Her debut novel, The Second Life of Samuel Tyne, written at the age of 24, was published in 2004 and was shortlisted for the Hurston-Wright Legacy Award in 2005.
Despite favourable reviews for her first novel, Edugyan had difficulty securing a publisher for her second fiction manuscript. She spent some time as a writer-in-residence in Stuttgart, Germany. This period inspired her to drop her unsold manuscript and write another novel, Half-Blood Blues which was Published in 2011 and announced as a shortlisted nominee for that year's Man Booker Prize, Scotiabank Giller Prize, Rogers Writers' Trust Fiction Prize and Governor General's Award for English-language fiction. Edugyan was one of two Canadian writers, alongside Patrick deWitt, to make all four award lists in 2011.
On November 8, 2011, she won the Giller Prize for Half-Blood Blues. Again alongside deWitt's work, Half-Blood Blues was shortlisted for the 2012 Walter Scott Prize for historical fiction. In September 2012, in a ceremony in Cleveland, Ohio, Edugyan received the Anisfield-Wolf Book Award in fiction for Half-Blood Blues, chosen by a jury consisting of Rita Dove, Henry Louis Gates Jr., Joyce Carol Oates, Steven Pinker and Simon Schama.
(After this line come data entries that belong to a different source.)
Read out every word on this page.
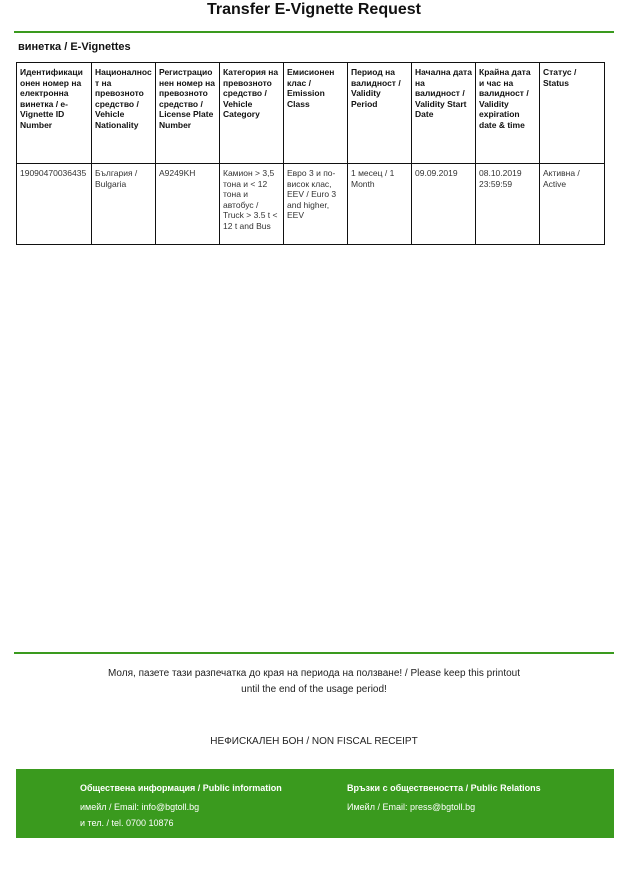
Transfer E-Vignette Request
винетка / E-Vignettes
Идентификационен номер на електронна винетка / e-Vignette ID Number	Националност на превозното средство / Vehicle Nationality	Регистрационен номер на превозното средство / License Plate Number	Категория на превозното средство / Vehicle Category	Емисионен клас / Emission Class	Период на валидност / Validity Period	Начална дата на валидност / Validity Start Date	Крайна дата и час на валидност / Validity expiration date & time	Статус / Status
19090470036435	България / Bulgaria	A9249KH	Камион > 3,5 тона и < 12 тона и автобус / Truck > 3.5 t < 12 t and Bus	Евро 3 и по-висок клас, EEV / Euro 3 and higher, EEV	1 месец / 1 Month	09.09.2019	08.10.2019 23:59:59	Активна / Active
Моля, пазете тази разпечатка до края на периода на ползване! / Please keep this printout until the end of the usage period!
НЕФИСКАЛЕН БОН / NON FISCAL RECEIPT
Обществена информация / Public information
имейл / Email: info@bgtoll.bg
и тел. / tel. 0700 10876
Връзки с обществеността / Public Relations
Имейл / Email: press@bgtoll.bg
In March 2014 Edugyan's first work of non-fiction, Dreaming of Elsewhere: Observations on Home, was published by the University of Alberta Press in the Henry Kreisel Memorial Lecture Series. In 2016 she was writer-in-residence at Athabasca University in Edmonton, Alberta.
Her third novel, Washington Black, was published in September 2018. It won the Giller Prize in November 2018, making Edugyan only the third writer, after M. G. Vassanji and Alice Munro, ever to win the award twice. Washington Black was shortlisted for the Man Booker Prize, the Rogers Writers' Trust Fiction Prize, the 2019 Andrew Carnegie Medal for Excellence in Fiction, and the 2020 International Dublin Literary Award.
She features in Margaret Busby's 2019 anthology New Daughters of Africa with the contribution "The Wrong Door: Some Meditations on Solitude and Writing".